But they at least have some years to obtain this feeling of belonging to the place. I have just a week, even though extremely intensive. And it doesn’t matter if things are connected and the adventures make sense…

I would leave and nothing will change, apart from myself. Nobody would ever know what  happened to me yesterday, a day before yesterday, a week ago, or a month ago. While a weak ago so many connected stories too place, and none of them was easy to handle, not easy to digest and live through. Nobody may guesses that I don’t count meetings by the minutes I spent.   Nobody knows and actually shouldn’t care why I really undertake this trip and how much I had done for it to happen.

WTF i am doing here.

bringing the cultures together? no

writing some literature pieces? for what?

is it important?

what is important?

What exits, is just my name which sounds the same with every new acquaintance. There is just my day taken out of context, the mood taken out of context, the state of mind taken out of context, which I am not supposed to explain, because who cares.
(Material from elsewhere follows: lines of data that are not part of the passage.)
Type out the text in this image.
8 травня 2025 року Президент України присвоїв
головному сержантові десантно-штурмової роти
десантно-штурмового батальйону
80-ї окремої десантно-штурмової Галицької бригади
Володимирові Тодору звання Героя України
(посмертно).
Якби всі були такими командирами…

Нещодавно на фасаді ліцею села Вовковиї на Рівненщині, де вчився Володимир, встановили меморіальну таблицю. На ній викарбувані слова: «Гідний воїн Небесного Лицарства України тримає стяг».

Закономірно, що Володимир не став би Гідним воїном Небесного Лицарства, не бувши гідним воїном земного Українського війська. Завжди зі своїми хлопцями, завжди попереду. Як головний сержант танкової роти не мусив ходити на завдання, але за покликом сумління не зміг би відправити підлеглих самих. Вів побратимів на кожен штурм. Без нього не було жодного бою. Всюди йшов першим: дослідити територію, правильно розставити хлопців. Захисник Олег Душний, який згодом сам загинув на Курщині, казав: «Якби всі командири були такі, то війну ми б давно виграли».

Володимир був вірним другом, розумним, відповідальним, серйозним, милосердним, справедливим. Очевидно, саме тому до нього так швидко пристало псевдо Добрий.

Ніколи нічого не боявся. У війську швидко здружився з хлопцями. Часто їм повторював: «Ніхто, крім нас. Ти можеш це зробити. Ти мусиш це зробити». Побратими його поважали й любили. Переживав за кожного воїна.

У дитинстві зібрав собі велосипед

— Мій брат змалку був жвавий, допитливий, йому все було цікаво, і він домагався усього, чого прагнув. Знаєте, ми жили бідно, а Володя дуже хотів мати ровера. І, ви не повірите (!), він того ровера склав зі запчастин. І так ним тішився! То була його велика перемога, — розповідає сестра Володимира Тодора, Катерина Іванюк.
There is just the time and space I take away from the people I meet. The time and the space I grab, I occupy. I occupy as a usual foreign occupant. Yet I search for an excuse that my ‘occupation’ is a legitimate repatriation of the whole population of these holy lands, a price they pay for the dubious feeling I have here where it’s so easy to ruin things at once. And Ancient Carthege was just some meters away.  Even it had been destroyed.

Yesterday every vendor at the Bourguiba  avenue started to talk to me because of the naïve and happy smile I used to have. Today, it seems they also want to talk to me to ask what went wrong.  Usually while travelling I try to live ‘right here, right now’…But it’s hard to escape the place which is supposed to be my home, it’s hard to escape from the nasty emails about the project which wouldn’t happen, and from broken hopes. I also admit that I had lost my game while ago. I’ve become ‘an eternal guest’ there where I was supposed to live.  At the same way I interfere the distant places I today  interfere the life of once so close people just in order to say good buy again.

And the only thing remains with me are  the names of the streets and the squares: 11km long Vali-ye Asr, Azadi with the trash bins put on fire, the mountains of Velenjak, Tahrir still with some tents, pretentious Zemalek, dirty expat Ma’adi, Kurba in Heliopolist build by a baron called Baron, a Champs-Elysees wannabe avenue Bourguiba, blue and white Kasba and Ban Bnet, not discovered yet La Marsa… And also the lock on my bag  self-made out of a Palestinian pocket lighter and USD-stick presented at the Achensee in Tirol.

Already for 20 minutes I am walking along a hot avenue, following the traffic signs in French and Arabic. The working day in the state institutions here ends at 2pm so everybody wants to grab a cab.   So at this hour it’s as hard to get a taxu as in New York when it’s rain. That’s’ why I don’t see a problem in sharing the car with an angry man who argues all the time with a taxi driver with a broken hand. I should hurry up, because Ridha  Diki should bring a CD as a sign of forgiveness for my Jordanian friend. As well I still should bring some coffee – with sugar for Ramzi, it can be without for Emine, with milk – for Lilia, no sense for Malek who is an editor in chief though is too busy.